The Bears are 3-3 since then and that record feels about right, given their quarterback play and refusal to stick with the run game.

"We've just got to stay at it," QB Chase Daniel said of the ground game. "We've got to stay at it. We've got to trust it."

The ugly state of the offensive line might have something to say about that.

"We've got to dig deep right now," Nagy said in perfect Nagyspeak. "I need to figure out as a leader of this team what our hot buttons are for how we get better in certain areas."

Not sure quite what the means, but it sounds feisty - and everyone adores feisty Nagy.

"Each person, every coach, every player, time to start looking at themselves in the mirror," Nagy said, "and figuring out why you're out there and why we're out there."

Well, just a football game, but it sounds very serious.

"It usually starts up front and we know that. We preach it. We talk it. We understand that," Nagy said. "Throughout the game we weren't real successful with running the football. It's been an issue this year and so we need to figure out why."

Well, you are the coach.

Look, teams have had time to figure out Nagy and Mitch Trubisky and every player on the offense, and if you add it all up only Allen Robinson has improved.

The rest are regressing.

That means adjustments must be made and coaches must coach, and the Bears have a week off to heal up and figure it out before hosting the Saints.

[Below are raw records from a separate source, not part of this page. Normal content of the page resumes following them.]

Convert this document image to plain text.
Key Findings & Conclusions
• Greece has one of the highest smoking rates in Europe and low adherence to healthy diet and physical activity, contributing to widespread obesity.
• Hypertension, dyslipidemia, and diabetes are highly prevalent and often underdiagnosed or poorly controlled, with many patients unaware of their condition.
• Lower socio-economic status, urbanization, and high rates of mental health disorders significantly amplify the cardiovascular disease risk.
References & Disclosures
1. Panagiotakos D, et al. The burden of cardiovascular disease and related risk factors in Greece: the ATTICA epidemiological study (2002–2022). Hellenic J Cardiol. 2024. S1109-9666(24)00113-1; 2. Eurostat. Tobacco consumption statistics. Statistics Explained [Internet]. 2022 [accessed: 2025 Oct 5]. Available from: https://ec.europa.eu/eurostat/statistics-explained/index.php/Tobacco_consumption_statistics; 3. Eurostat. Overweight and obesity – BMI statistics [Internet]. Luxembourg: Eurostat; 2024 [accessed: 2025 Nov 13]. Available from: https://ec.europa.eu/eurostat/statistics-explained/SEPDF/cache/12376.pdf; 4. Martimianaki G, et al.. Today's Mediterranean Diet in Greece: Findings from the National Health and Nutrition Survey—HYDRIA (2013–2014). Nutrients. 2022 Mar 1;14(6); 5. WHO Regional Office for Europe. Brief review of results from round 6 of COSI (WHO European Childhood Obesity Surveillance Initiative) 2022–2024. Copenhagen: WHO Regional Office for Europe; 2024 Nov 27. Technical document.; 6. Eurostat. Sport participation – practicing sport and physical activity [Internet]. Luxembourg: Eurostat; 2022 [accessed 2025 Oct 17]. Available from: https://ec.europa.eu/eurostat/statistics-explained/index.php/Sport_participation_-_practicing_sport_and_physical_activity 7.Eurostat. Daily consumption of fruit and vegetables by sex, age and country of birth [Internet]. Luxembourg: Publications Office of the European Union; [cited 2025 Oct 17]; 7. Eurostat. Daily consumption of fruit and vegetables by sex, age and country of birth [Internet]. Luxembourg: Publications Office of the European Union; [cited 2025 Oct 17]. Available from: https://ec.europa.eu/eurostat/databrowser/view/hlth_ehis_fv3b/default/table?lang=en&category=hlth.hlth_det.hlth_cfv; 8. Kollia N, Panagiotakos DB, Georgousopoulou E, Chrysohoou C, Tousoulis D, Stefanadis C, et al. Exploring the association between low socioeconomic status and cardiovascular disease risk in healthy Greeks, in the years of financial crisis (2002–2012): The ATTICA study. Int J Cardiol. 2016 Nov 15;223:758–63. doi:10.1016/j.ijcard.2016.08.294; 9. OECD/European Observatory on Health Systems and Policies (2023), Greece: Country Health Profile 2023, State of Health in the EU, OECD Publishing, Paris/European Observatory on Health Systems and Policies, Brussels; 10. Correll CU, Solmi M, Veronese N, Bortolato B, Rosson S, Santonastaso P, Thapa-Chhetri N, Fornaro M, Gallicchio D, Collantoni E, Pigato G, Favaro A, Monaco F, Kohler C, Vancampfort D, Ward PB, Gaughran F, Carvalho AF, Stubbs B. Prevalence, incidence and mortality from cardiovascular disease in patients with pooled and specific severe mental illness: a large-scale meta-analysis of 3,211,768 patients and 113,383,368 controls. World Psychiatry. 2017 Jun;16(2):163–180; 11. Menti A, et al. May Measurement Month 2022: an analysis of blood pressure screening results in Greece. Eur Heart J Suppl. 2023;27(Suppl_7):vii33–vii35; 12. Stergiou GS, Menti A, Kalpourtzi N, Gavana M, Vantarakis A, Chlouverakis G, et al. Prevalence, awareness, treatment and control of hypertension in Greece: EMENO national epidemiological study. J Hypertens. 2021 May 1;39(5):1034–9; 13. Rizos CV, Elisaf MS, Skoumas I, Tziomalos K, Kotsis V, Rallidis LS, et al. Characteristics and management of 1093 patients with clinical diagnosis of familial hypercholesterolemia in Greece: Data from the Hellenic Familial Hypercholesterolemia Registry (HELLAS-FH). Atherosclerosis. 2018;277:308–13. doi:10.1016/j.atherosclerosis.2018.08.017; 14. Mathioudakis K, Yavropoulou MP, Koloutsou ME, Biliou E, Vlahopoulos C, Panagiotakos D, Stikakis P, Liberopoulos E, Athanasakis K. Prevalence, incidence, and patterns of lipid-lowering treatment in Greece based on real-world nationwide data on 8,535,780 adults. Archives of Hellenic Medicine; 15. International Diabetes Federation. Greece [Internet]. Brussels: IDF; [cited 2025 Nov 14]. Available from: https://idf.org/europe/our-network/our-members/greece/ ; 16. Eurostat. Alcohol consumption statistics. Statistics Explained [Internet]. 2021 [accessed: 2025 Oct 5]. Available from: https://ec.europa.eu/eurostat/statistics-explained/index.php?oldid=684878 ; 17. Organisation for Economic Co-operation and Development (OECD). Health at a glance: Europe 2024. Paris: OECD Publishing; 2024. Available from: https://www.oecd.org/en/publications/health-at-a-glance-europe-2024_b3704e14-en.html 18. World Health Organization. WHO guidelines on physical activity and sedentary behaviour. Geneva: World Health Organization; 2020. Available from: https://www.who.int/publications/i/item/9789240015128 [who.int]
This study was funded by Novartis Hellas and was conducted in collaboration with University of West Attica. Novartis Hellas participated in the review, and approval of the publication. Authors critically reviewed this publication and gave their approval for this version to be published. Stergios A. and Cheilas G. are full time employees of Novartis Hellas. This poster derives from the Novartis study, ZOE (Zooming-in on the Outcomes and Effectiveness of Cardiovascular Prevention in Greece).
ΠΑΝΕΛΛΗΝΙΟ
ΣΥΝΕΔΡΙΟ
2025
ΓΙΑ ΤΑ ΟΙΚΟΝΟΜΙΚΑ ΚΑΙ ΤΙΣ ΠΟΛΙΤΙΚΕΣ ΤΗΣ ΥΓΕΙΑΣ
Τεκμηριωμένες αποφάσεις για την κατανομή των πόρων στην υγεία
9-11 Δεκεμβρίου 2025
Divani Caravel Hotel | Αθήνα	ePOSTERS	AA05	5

The Bears have lost two of three against teams with winning records, defeated two terrible teams and nine of their next 11 have winning records as we sit here today.

Not that it means a lot in a league where only the teams with truly elite quarterbacks have any right to scare you.

All that said, if the Bears don't run into the kicker they win the football game overseas and are 4-1, and the city would be making reservations for Miami in February.

That's how fast it can change.

Still, with so many geniuses in one building, it shouldn't be that hard to figure it out.